Lint transmute where source type is unspecified.

[ticki]

This is an easy way to create UB. For example:

unsafe {
    let bytes = [0u8; 4];
    let num = *mem::transmute<_, &u32>(bytes);
}

The error (resulting in segfault) might be a little hard to spot. The problem is that the array is transmuted into a null pointer. The transmute argument should be &bytes instead.

By forcing the programmer to add type annotations, he or she is not as likely to commit this mistake (since it will be catched during type checking):

unsafe {
    let bytes = [0; 4];
    let num = *mem::transmute<&[u8; 4], &u32>(&bytes);
}

Since this is a major source of bugs resulting in UB, I propose adding a lint being deny by default, which forces the programmer to annotate the type.

[Manishearth]

I'm against deny lints for anything that isn't outright wrong.

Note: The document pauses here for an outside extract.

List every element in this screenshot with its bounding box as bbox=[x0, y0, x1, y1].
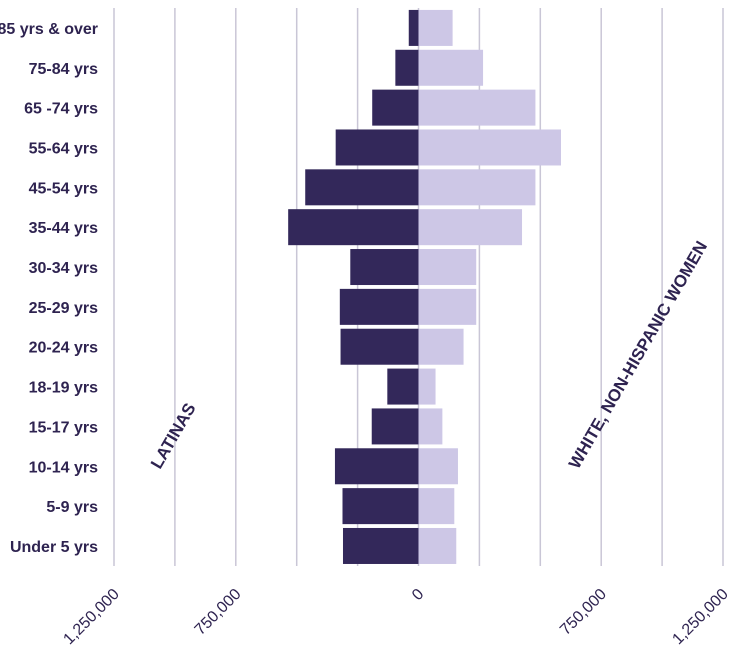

Also, your code above won't compile due to the size requirement on transmute. I don't think annotations are explicitly necessary due to this requirement. Given this I'd actually prefer allow, but am okay with warn.

[ticki]

Oh, yeah. The code is wrong, but the idea is right. This is an issue, I've dealt with multiple times. I have found explicit notation to help a lot on these errors.

Maybe deny is too much? warn would be fine. I think allow would be a little misplaced, since this is actually something that can lead to UB and/or logic errors.